Does she know about the reckless hug? Jacqueline wonders. Did her husband tell her that too? No, she will not feel shame for that—it was need, honest-to-God, down-on-your-knees need. Regardless, her face burns. She can’t look Mary-Lynn in the eye.
She’s enormously thankful for Mary-Lynn, who ran through the neighbourhood this afternoon after the man in the station wagon sped away, gathering Nate and Lesa for her, alerting the other mothers. Jacqueline is also acutely aware that none of the mothers came over afterward, nor called. And tomorrow when news of her absent husband reaches them, if they offer nothing, not sympathy, not indignation, then she will be fine. It’s what she expects anyway.
Mary-Lynn stands stiffly in the doorway.
“Are you sure you won’t come in?” Jacqueline asks.
She knows Mary-Lynn means well, in spite of her standoffish nature. Otherwise why else would Mary-Lynn be here at 10:45 at night? Notwithstanding, she has to admit, it’s a little like receiving solace from the Queen, distant and cold, however well intended. Besides, she doesn’t want pity from her or any of the other mothers in the neighbourhood. She wants to put Sylvie, who is still wandering about the house, to bed and sleep for twenty-four hours straight in the hope that when she wakes up, this will all be a remote memory, a faded nightmare.
“I don’t want to wake your children, it’s late. I wanted to make sure you were all right,” Mary-Lynn says and turns to go down the steps.
At the bottom, she pauses and looks back at Jacqueline.
“God looks after us all,” she says, and when Jacqueline fails to respond, “Are you sure you’re all right?”
“I’m tired,” says Jacqueline, “so God-forsaken tired.”
Jacqueline feels the metal burrs she collects beneath her skin so her children won’t have to.
Wednesday, February 1973 » Lloyd, age 40
Lloyd’s the first to spot Constable Pete as he bursts into Neville’s lounge, standing a moment at the front door to adjust his vision to the darkened room.
“Over here, constable,” Lloyd says. The paramedics, the waitress, the bartender, the security guard, several other patrons pause briefly
to stare at Constable Pete, then go back to the important business of imbibing and selling.
Pete sprints across the room. He’s out of breath, covered in snow and cow shit, straw and calf blood, reeks to some low manger.
“Jesus, Saint Peter, you could have cleaned up a little.” Lloyd waves his cigar in the air to cover the stench of heemno.
Judge Wade smiles, doesn’t offer the constable a seat. Constable Pete stands uncomfortably in front of them. He’s bursting with something.
“Well, Pete, what is it?” Corporal Lloyd asks.
Pete can’t speak for breathing.
“I ran over,” he says. “Didn’t want the inspector to see the car here.”
He tries to catch his breath; it’s a full twelve country blocks from the detachment to Neville’s in the frigid cold.

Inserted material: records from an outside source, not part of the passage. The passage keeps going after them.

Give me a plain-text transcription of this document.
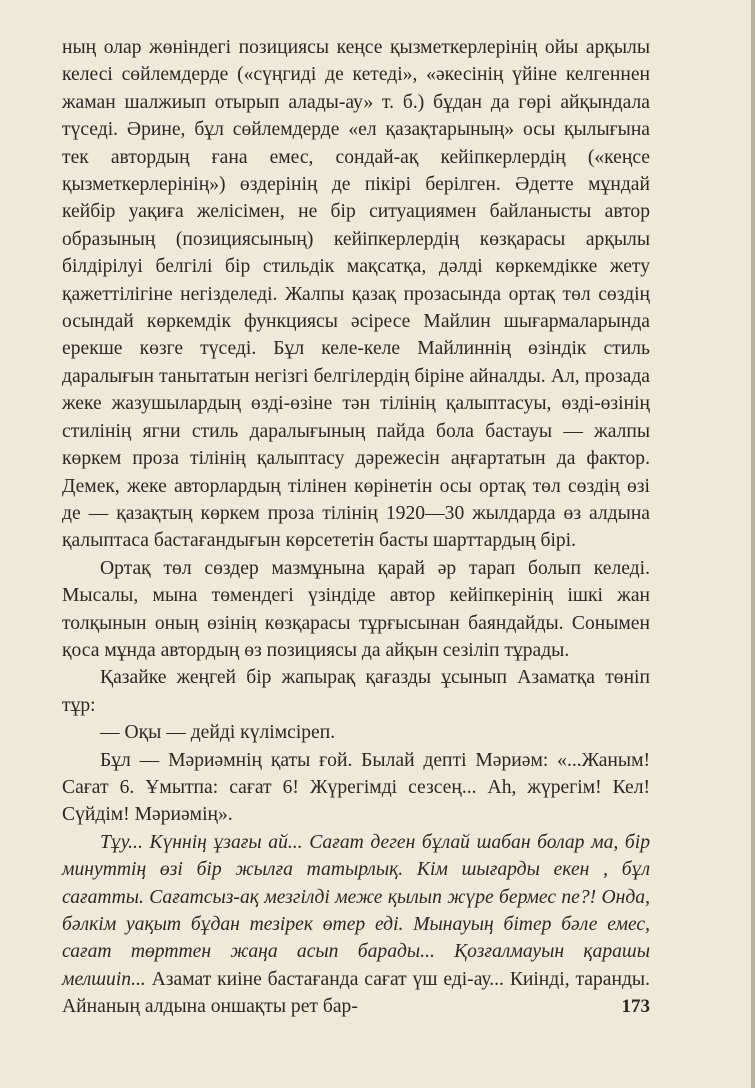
ның олар жөніндегі позициясы кеңсе қызметкерлерінің ойы арқылы келесі сөйлемдерде («сүңгиді де кетеді», «әкесінің үйіне келгеннен жаман шалжиып отырып алады-ау» т. б.) бұдан да гөрі айқындала түседі. Әрине, бұл сөйлемдерде «ел қазақтарының» осы қылығына тек автордың ғана емес, сондай-ақ кейіпкерлердің («кеңсе қызметкерлерінің») өздерінің де пікірі берілген. Әдетте мұндай кейбір уақиға желісімен, не бір ситуациямен байланысты автор образының (позициясының) кейіпкерлердің көзқарасы арқылы білдірілуі белгілі бір стильдік мақсатқа, дәлді көркемдікке жету қажеттілігіне негізделеді. Жалпы қазақ прозасында ортақ төл сөздің осындай көркемдік функциясы әсіресе Майлин шығармаларында ерекше көзге түседі. Бұл келе-келе Майлиннің өзіндік стиль даралығын танытатын негізгі белгілердің біріне айналды. Ал, прозада жеке жазушылардың өзді-өзіне тән тілінің қалыптасуы, өзді-өзінің стилінің ягни стиль даралығының пайда бола бастауы — жалпы көркем проза тілінің қалыптасу дәрежесін аңғартатын да фактор. Демек, жеке авторлардың тілінен көрінетін осы ортақ төл сөздің өзі де — қазақтың көркем проза тілінің 1920—30 жылдарда өз алдына қалыптаса бастағандығын көрсететін басты шарттардың бірі.

Ортақ төл сөздер мазмұнына қарай әр тарап болып келеді. Мысалы, мына төмендегі үзіндіде автор кейіпкерінің ішкі жан толқынын оның өзінің көзқарасы тұрғысынан баяндайды. Сонымен қоса мұнда автордың өз позициясы да айқын сезіліп тұрады.

Қазайке жеңгей бір жапырақ қағазды ұсынып Азаматқа төніп тұр:

— Оқы — дейді күлімсіреп.

Бұл — Мәриәмнің қаты ғой. Былай депті Мәриәм: «...Жаным! Сағат 6. Ұмытпа: сағат 6! Жүрегімді сезсең... Аh, жүрегім! Кел! Сүйдім! Мәриәмің».

Тұу... Күннің ұзағы ай... Сағат деген бұлай шабан болар ма, бір минуттің өзі бір жылға татырлық. Кім шығарды екен , бұл сағатты. Сағатсыз-ақ мезгілді меже қылып жүре бермес пе?! Онда, бәлкім уақыт бұдан тезірек өтер еді. Мынауың бітер бәле емес, сағат төрттен жаңа асып барады... Қозғалмауын қарашы мелшиіп... Азамат киіне бастағанда сағат үш еді-ау... Киінді, таранды. Айнаның алдына оншақты рет бар-	173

“Inspector?” Lloyd cocks his ear to one side, his face paling despite the full bloom of Southern Comfort.
Yes, he’s off duty but in full uniform in a licensed lounge. Good thing he left the cruiser parked at the courthouse, an unplanned alibi, if it comes to that.
“He got wind, I don’t know how—but he knows. He’s on his way over here now.”
Lloyd stands up, light-headed, almost falls back into his chair, stops to butt his cigar out in the overflowing ashtray.
“No, go, get out.” Constable Pete motions toward the back door of the lounge.
“Shchastluvo,” the judge says, hands him the napkin.